The Late Bronze Age (c. 1650-1200 BCE) saw the development of an incredibly interconnected world of a number of well-known kingdoms and empires across the Near East and Eastern Mediterranean: The Egyptians, The Babylonians, The Hittites, the Mycenaean Greeks.
Diplomacy and trade flourished between the various palatial systems of these empires, in parallel to wars, as they fought over control strategic regions or resources. Around 1200 BCE, a crisis emerges that either collapse or significantly contracts most of these empires, and it ushers in a 'Dark Age' for about 200 years.
When the veil is lifted in the 10th century the political geography of the Eastern Mediterranean has changed dramatically. Gone are the expansive empires, replaced by a series of small size polities known alternatively in modern literature as Syro-Hittite, Neo-Hittite or Luwian-Aramean Kingdoms.
Neo-Hittites culture is more an amalgam of many Bronze Age societies, including the Hittites, but also many of the different cultures of Northern Syria, with much of their art and culture is rooted in local traditions of the preceding millennium.
Tell Tayinat, ancient Kunalua, represents the capital city of one of these Neo-Hittite kingdoms, known initially as the Kingdom of Palastin/ Walastin in the Early Iron Age, and later Pattina/ Unqi in the Middle Iron age.
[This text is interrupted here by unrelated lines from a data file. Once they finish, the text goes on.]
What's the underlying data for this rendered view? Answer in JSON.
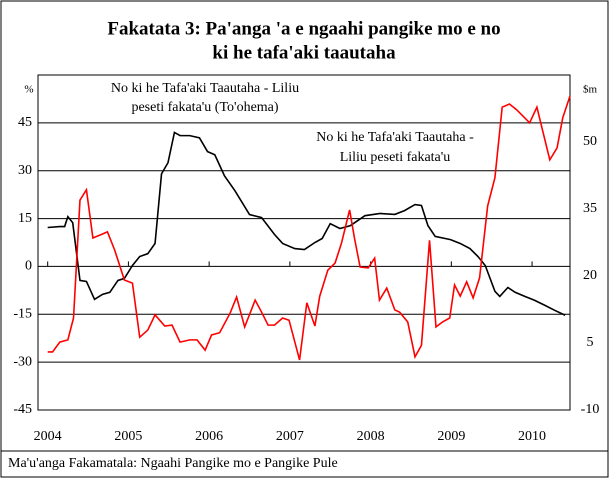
{
  "chart_data": {
    "type": "line",
    "title": [
      "Fakatata 3: Pa'anga 'a e ngaahi pangike mo e no",
      "ki he tafa'aki taautaha"
    ],
    "y_label": "%",
    "y2_label": "$m",
    "annotations": [
      [
        "No ki he Tafa'aki Taautaha - Liliu",
        "peseti fakata'u (To'ohema)"
      ],
      [
        "No ki he Tafa'aki Taautaha -",
        "Liliu peseti fakata'u"
      ]
    ],
    "source": "Ma'u'anga Fakamatala: Ngaahi Pangike mo e Pangike Pule",
    "xlim": [
      2003.88,
      2010.47
    ],
    "xticks": [
      2004,
      2005,
      2006,
      2007,
      2008,
      2009,
      2010
    ],
    "ylim": [
      -45,
      60
    ],
    "yticks": [
      -45,
      -30,
      -15,
      0,
      15,
      30,
      45
    ],
    "y2lim": [
      -10,
      65
    ],
    "y2ticks": [
      -10,
      5,
      20,
      35,
      50
    ],
    "grid": true,
    "series": [
      {
        "color": "#000000",
        "axis": "y",
        "x": [
          2004.0,
          2004.15,
          2004.21,
          2004.25,
          2004.31,
          2004.4,
          2004.48,
          2004.58,
          2004.68,
          2004.77,
          2004.87,
          2004.95,
          2005.05,
          2005.14,
          2005.24,
          2005.33,
          2005.41,
          2005.49,
          2005.57,
          2005.64,
          2005.76,
          2005.88,
          2005.98,
          2006.07,
          2006.19,
          2006.32,
          2006.5,
          2006.65,
          2006.81,
          2006.91,
          2007.06,
          2007.18,
          2007.31,
          2007.4,
          2007.5,
          2007.62,
          2007.75,
          2007.93,
          2008.12,
          2008.3,
          2008.42,
          2008.55,
          2008.63,
          2008.71,
          2008.8,
          2008.99,
          2009.11,
          2009.23,
          2009.33,
          2009.42,
          2009.48,
          2009.54,
          2009.6,
          2009.7,
          2009.79,
          2009.91,
          2010.03,
          2010.16,
          2010.28,
          2010.41
        ],
        "values": [
          12.2,
          12.5,
          12.5,
          15.6,
          13.7,
          -4.4,
          -4.7,
          -10.3,
          -8.75,
          -8.1,
          -4.4,
          -3.75,
          0.3,
          3.1,
          4,
          7.2,
          29,
          32.5,
          42,
          41,
          41,
          40.3,
          36,
          35,
          28.4,
          23.7,
          16.25,
          15.3,
          10,
          7.2,
          5.6,
          5.3,
          7.5,
          8.75,
          13.4,
          11.9,
          12.8,
          15.9,
          16.6,
          16.3,
          17.5,
          19.4,
          19.1,
          12.8,
          9.4,
          8.4,
          7.2,
          5.6,
          3.1,
          0.3,
          -3.75,
          -7.8,
          -9.4,
          -6.6,
          -8.1,
          -9.4,
          -10.6,
          -12.2,
          -13.75,
          -15.3
        ]
      },
      {
        "color": "#ff0000",
        "axis": "y2",
        "x": [
          2004.0,
          2004.06,
          2004.15,
          2004.25,
          2004.32,
          2004.4,
          2004.48,
          2004.56,
          2004.68,
          2004.74,
          2004.83,
          2004.95,
          2005.05,
          2005.14,
          2005.24,
          2005.33,
          2005.45,
          2005.54,
          2005.64,
          2005.76,
          2005.85,
          2005.95,
          2006.03,
          2006.13,
          2006.26,
          2006.34,
          2006.44,
          2006.57,
          2006.65,
          2006.73,
          2006.81,
          2006.91,
          2006.99,
          2007.12,
          2007.21,
          2007.31,
          2007.37,
          2007.47,
          2007.56,
          2007.64,
          2007.74,
          2007.8,
          2007.87,
          2007.97,
          2008.05,
          2008.11,
          2008.2,
          2008.3,
          2008.36,
          2008.46,
          2008.55,
          2008.63,
          2008.73,
          2008.81,
          2008.89,
          2008.98,
          2009.04,
          2009.11,
          2009.19,
          2009.27,
          2009.35,
          2009.45,
          2009.54,
          2009.63,
          2009.72,
          2009.81,
          2009.91,
          2009.97,
          2010.06,
          2010.16,
          2010.22,
          2010.31,
          2010.38,
          2010.47
        ],
        "values": [
          3.0,
          3.0,
          5.2,
          5.7,
          10.6,
          37,
          39.3,
          28.5,
          29.4,
          29.9,
          25.8,
          19.1,
          18.4,
          6.3,
          7.9,
          11.3,
          8.8,
          9,
          5.2,
          5.7,
          5.7,
          3.4,
          6.8,
          7.3,
          11.7,
          15.3,
          8.6,
          14.6,
          11.9,
          9,
          9,
          10.6,
          10.1,
          1.2,
          14,
          8.8,
          15.5,
          21.3,
          22.9,
          27.4,
          34.8,
          28.5,
          22,
          21.8,
          24,
          14.6,
          17.3,
          12.4,
          11.9,
          9.7,
          1.9,
          4.5,
          28,
          8.6,
          9.7,
          10.6,
          18,
          15.5,
          18.7,
          15.1,
          19.6,
          35.7,
          42,
          57.8,
          58.5,
          57.2,
          55.4,
          54.3,
          57.8,
          50.4,
          46,
          48.7,
          55.4,
          60.3
        ]
      }
    ]
  }
}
The investigations at Tayinat are playing a pivotal role in developing our historical understanding of the 'Dark Age' after the collapse of the Late Bronze Age empires and the regeneration of state ordered societies in the Iron Age. As well, they are helping to clarify the development of Neo-Hittite culture and the flow of cultural influences in the Near East in the Iron Age.